Es wurde komplett dunkel um mich und ich spürte, dass da irgendetwas die Kontrolle über mich erlangen wollte. Ich blinzelte, doch es blieb alles schwarz. So fühlte sich es also an, wenn ich andere anfasste. Du darfst die Kontrolle nicht verlieren, versuchte ich mich zu erinnern. Sie wollte mir weh tun, weil sie mir nicht glaubte, aber das würde ich nicht zulassen. Ich kämpfte gegen die Kraft an und ließ sie nicht in meinen Kopf eindringen, sie würde mich nicht beherrschen. Ich spürte, dass sich alles in mir anspannte, auch wenn ich mit meinem Geist an einem ganz anderen Ort war. Denk an die Tanne, befahl ich mir, lass sie dir helfen. Auf einmal konnte ich wieder sehen, ich stand an dem Ort, wo ich Tobias hingebracht hatte, als ich ihn berührt hatte. Vor mir stand das Mädchen aus dem Wald neben der Morgentanne und starrte mich ungläubig an. Ich wollte lächeln, doch dann wurde es wieder hell um mich und der Druck an meinem Handgelenk ließ nach, es waren lediglich noch Handabdrücke zu sehen. Ich rieb darüber und sah dann in zwei völlig verwirrte Gesichter. "Ich bin eine Morgen.", sagte ich fest. Sie schüttelte den Kopf:"Das kann doch gar nicht sein." "Melrose Morgen ist tot.", Jake sah mir direkt in die Augen. "Nein, sie steht gerade vor euch.", erwiderte ich. "Nie im Leben-", fing er an, doch wurde von dem Mädchen unterbrochen.

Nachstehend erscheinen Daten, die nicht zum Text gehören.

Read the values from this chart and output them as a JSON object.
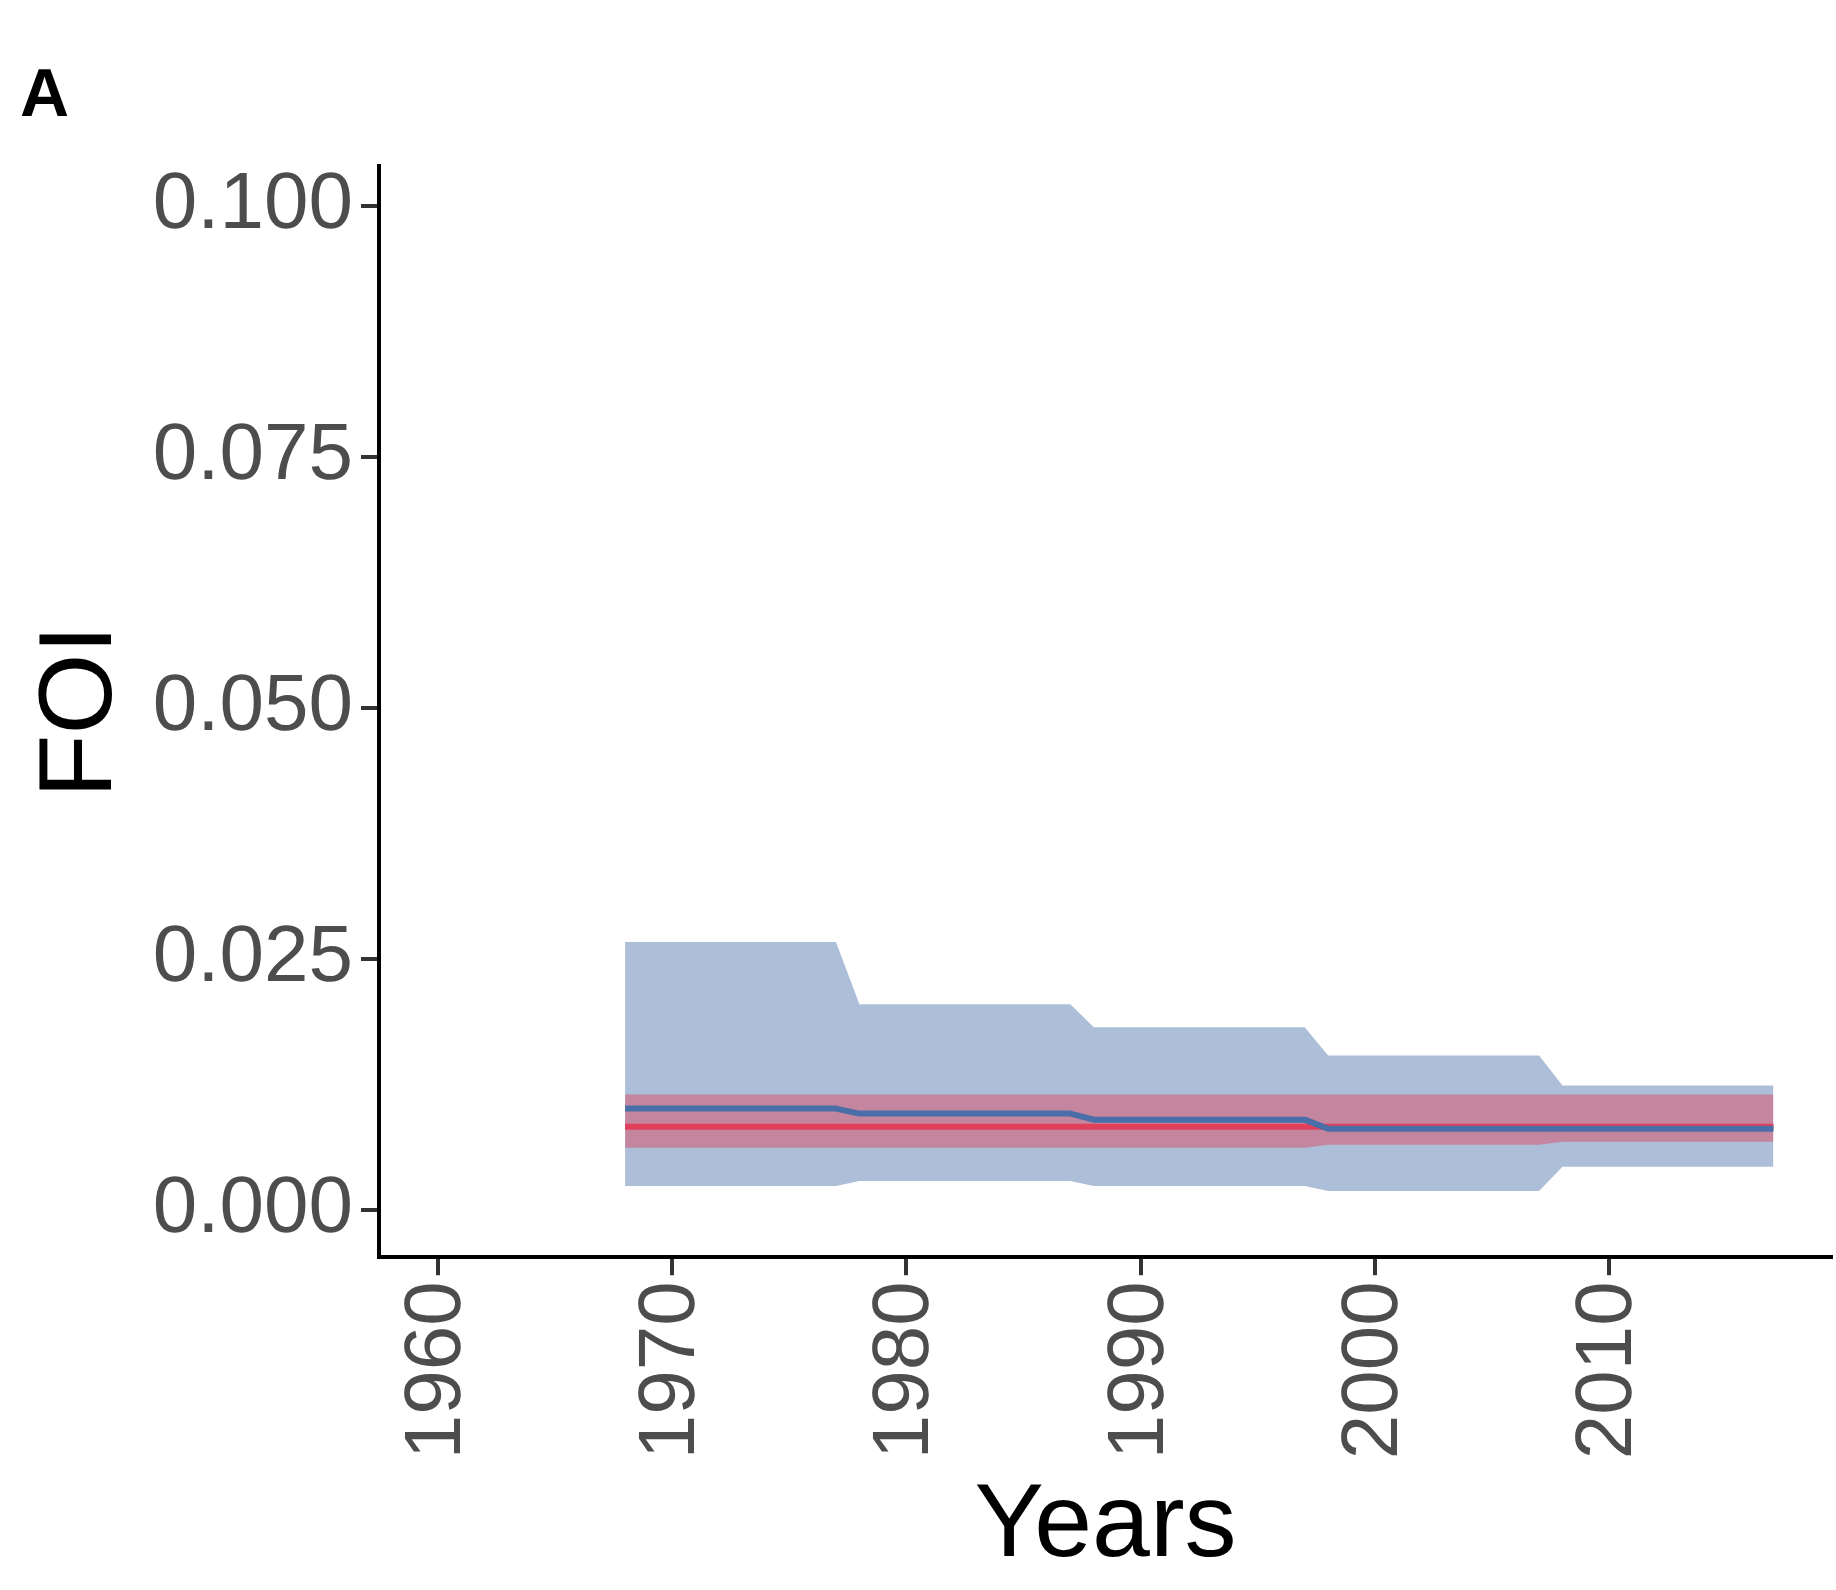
{
  "chart_data": {
    "type": "line",
    "title": "A",
    "xlabel": "Years",
    "ylabel": "FOI",
    "xlim": [
      1957.5,
      2019.5
    ],
    "xticks": [
      1960,
      1970,
      1980,
      1990,
      2000,
      2010
    ],
    "ylim": [
      -0.0047,
      0.104
    ],
    "yticks": [
      {
        "value": 0,
        "label": "0.000"
      },
      {
        "value": 0.025,
        "label": "0.025"
      },
      {
        "value": 0.05,
        "label": "0.050"
      },
      {
        "value": 0.075,
        "label": "0.075"
      },
      {
        "value": 0.1,
        "label": "0.100"
      }
    ],
    "grid": false,
    "legend": false,
    "marker": "none",
    "line_style": "solid",
    "series": [
      {
        "color": "#4a6ea8",
        "x": [
          1968,
          1977,
          1978,
          1987,
          1988,
          1997,
          1998,
          2007,
          2008,
          2017
        ],
        "values": [
          0.0101,
          0.0101,
          0.0096,
          0.0096,
          0.009,
          0.009,
          0.0081,
          0.0081,
          0.0081,
          0.0081
        ],
        "lower": [
          0.0024,
          0.0024,
          0.0029,
          0.0029,
          0.0024,
          0.0024,
          0.0019,
          0.0019,
          0.0043,
          0.0043
        ],
        "upper": [
          0.0267,
          0.0267,
          0.0205,
          0.0205,
          0.0182,
          0.0182,
          0.0154,
          0.0154,
          0.0124,
          0.0124
        ]
      },
      {
        "color": "#e0405a",
        "x": [
          1968,
          1977,
          1978,
          1987,
          1988,
          1997,
          1998,
          2007,
          2008,
          2017
        ],
        "values": [
          0.0083,
          0.0083,
          0.0083,
          0.0083,
          0.0083,
          0.0083,
          0.0083,
          0.0083,
          0.0083,
          0.0083
        ],
        "lower": [
          0.0062,
          0.0062,
          0.0062,
          0.0062,
          0.0062,
          0.0062,
          0.0065,
          0.0065,
          0.0068,
          0.0068
        ],
        "upper": [
          0.0115,
          0.0115,
          0.0115,
          0.0115,
          0.0115,
          0.0115,
          0.0115,
          0.0115,
          0.0115,
          0.0115
        ]
      }
    ]
  }
}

"Sie hat ihre Augen, Jake." "Aber das geht doch gar nicht, das ist unmöglich." "Wer seid ihr?", fragte ich, um nicht darauf eingehen zu müssen. "Jara Morgen und das ist mein Zwilling Jake Morgen." Mein Herz machte einen Sprung, sie gehörten zu meiner Familie, ich war endlich bei ihnen. "Freut mich, euch kennenzulernen.", ich ignorierte die Tatsache, dass sie mich angafften wie einen Löwen im Zirkus. "Aber wir haben dich doch beerdigt.", sagte Jara ungläubig. Jake fiel ihr ins Wort:"Das ist doch nie im Leben Melrose. Alisias Tochter ist bei der Flucht gestorben." "Welche Flucht?", platzte es aus mir heraus und ich sah zwischen beiden hin und her. Jara und Jake wechselten seltsame Blicke, bis sie dann das Wort ergriff, aber nicht auf meine Frage antwortete:"Sie sieht Alisia so ähnlich, Jake und wie sollte sie sonst das Kraftfeld passieren, ohne dass wir davon mitbekämen?" Es gab also doch irgendeine Art Alarm.

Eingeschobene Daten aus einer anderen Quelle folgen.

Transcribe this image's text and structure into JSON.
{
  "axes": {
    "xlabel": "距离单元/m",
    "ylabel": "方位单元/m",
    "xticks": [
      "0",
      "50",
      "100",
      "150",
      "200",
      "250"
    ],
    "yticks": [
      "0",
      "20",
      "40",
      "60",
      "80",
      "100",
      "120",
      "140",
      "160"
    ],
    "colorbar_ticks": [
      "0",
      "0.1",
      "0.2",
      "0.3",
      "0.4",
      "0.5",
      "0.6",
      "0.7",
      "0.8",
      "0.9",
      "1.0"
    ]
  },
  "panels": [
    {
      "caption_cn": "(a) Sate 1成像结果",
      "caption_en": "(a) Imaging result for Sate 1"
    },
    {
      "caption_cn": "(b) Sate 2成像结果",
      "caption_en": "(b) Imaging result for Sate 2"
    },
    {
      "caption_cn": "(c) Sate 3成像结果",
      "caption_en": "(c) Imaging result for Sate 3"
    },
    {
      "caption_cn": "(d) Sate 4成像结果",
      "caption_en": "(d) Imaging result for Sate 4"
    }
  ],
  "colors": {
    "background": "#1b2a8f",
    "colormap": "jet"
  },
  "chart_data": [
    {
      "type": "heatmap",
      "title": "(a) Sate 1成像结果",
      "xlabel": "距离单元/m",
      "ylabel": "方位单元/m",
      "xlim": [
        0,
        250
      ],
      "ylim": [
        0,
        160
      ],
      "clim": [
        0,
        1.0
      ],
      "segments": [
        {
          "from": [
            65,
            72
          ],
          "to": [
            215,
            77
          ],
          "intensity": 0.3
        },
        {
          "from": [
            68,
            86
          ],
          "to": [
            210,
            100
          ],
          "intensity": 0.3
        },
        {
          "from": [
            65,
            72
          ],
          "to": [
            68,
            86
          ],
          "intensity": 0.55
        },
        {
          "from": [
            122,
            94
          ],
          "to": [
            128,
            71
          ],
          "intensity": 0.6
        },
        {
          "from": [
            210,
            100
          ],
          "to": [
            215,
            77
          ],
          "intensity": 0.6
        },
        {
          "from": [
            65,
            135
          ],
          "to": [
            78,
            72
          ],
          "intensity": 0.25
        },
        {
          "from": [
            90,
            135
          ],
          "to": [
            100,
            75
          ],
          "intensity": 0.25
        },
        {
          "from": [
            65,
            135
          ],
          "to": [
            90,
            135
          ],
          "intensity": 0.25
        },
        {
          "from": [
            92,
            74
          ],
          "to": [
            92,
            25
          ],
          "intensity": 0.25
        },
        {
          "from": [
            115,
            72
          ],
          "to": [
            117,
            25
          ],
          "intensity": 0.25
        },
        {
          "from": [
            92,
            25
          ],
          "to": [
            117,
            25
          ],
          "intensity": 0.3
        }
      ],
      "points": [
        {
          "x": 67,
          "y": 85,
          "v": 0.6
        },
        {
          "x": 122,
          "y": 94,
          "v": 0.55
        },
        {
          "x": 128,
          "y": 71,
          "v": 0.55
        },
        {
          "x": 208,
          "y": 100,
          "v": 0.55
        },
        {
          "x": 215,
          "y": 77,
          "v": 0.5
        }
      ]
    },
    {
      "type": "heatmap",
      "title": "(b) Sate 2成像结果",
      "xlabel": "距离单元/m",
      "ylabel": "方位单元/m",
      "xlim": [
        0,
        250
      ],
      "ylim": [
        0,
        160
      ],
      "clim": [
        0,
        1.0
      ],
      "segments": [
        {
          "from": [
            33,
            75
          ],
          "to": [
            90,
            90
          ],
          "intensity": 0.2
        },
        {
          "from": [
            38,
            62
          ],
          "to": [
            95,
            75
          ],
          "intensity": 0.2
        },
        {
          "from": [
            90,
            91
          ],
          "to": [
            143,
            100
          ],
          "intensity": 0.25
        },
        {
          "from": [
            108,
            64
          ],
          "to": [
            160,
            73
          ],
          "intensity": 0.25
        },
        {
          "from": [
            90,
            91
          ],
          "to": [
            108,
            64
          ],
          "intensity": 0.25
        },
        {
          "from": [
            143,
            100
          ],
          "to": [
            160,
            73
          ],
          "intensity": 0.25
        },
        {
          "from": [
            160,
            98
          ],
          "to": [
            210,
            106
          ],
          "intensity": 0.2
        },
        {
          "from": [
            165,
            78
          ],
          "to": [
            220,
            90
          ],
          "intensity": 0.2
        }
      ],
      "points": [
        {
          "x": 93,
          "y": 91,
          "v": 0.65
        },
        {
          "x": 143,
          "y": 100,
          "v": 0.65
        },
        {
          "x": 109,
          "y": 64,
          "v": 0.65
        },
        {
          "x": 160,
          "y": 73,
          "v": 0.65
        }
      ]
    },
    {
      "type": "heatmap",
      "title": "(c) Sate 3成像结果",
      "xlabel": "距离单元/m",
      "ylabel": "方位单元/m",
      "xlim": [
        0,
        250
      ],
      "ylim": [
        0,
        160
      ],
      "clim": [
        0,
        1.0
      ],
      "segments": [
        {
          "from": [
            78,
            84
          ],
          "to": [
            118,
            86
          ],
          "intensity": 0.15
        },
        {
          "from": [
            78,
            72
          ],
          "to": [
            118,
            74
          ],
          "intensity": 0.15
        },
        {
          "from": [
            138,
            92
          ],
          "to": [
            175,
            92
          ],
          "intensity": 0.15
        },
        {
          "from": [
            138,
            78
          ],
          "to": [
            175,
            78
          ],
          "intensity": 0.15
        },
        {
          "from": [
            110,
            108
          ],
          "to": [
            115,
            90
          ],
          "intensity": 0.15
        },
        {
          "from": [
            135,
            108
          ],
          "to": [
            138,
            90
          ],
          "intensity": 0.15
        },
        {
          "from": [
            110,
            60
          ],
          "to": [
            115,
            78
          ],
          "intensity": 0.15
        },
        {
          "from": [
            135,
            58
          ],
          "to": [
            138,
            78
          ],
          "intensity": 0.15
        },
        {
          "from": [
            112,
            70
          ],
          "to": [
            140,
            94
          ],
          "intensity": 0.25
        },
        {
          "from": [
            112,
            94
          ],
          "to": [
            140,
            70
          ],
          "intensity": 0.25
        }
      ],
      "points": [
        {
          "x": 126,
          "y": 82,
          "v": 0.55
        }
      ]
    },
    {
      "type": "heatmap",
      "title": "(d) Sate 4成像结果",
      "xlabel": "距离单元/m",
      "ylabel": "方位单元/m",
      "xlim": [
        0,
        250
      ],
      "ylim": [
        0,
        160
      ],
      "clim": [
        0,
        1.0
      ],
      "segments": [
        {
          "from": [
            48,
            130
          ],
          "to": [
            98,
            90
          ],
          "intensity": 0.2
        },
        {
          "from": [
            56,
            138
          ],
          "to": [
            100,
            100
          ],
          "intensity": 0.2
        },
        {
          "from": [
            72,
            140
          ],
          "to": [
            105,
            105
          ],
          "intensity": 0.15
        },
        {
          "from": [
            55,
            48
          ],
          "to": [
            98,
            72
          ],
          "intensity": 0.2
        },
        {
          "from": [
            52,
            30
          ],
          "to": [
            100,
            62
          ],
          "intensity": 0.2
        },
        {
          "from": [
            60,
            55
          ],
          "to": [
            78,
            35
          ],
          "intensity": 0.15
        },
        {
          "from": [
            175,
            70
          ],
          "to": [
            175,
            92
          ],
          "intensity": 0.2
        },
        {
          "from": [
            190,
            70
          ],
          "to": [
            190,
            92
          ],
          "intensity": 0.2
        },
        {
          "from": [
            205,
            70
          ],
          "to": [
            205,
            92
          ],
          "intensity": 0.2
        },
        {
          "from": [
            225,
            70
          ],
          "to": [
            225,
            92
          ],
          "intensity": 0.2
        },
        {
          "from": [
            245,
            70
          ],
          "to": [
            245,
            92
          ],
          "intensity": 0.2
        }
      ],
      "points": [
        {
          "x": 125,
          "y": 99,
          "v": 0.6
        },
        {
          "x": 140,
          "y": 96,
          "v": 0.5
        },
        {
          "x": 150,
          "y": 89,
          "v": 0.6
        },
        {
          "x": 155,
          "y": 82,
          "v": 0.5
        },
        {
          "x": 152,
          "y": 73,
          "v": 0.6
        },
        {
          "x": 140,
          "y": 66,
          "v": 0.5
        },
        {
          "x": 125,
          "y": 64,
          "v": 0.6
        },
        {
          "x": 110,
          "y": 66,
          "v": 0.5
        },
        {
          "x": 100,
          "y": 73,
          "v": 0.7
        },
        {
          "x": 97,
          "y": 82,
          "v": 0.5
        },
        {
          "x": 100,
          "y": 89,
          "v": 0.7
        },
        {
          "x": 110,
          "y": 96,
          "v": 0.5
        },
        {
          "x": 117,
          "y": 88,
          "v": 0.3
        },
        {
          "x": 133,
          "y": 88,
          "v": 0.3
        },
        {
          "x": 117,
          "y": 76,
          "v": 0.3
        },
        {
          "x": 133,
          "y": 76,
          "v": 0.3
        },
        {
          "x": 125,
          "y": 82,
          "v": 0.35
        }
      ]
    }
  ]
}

"Keine Ahnung, aber Melrose ist vor vielen Jahren gestorben, vielleicht hat sie irgendwelche Kräuter gefunden, die unsere Kräfte und die Schutzmauer überwinden können." "Jetzt redest du aber Scheiße, Jake. Wir sind nicht einfach auszuschalten!" Ich verfolgte ihr Gespräch stumm und wusste nicht, wie ich beweisen konnte, dass ich nicht log. Wieder sahen mich beide stumm an. "Ich habe mich nicht in Luft aufgelöst.", sagte ich trocken. "Natürlich nicht.", Jara schüttelte den Kopf. "Wir bringen sie zu Mayra, sie wird das alles klären.", meinte Jake und mein Herz schlug wieder schneller. Würde meine Tante mich erkennen, oder rausschmeißen?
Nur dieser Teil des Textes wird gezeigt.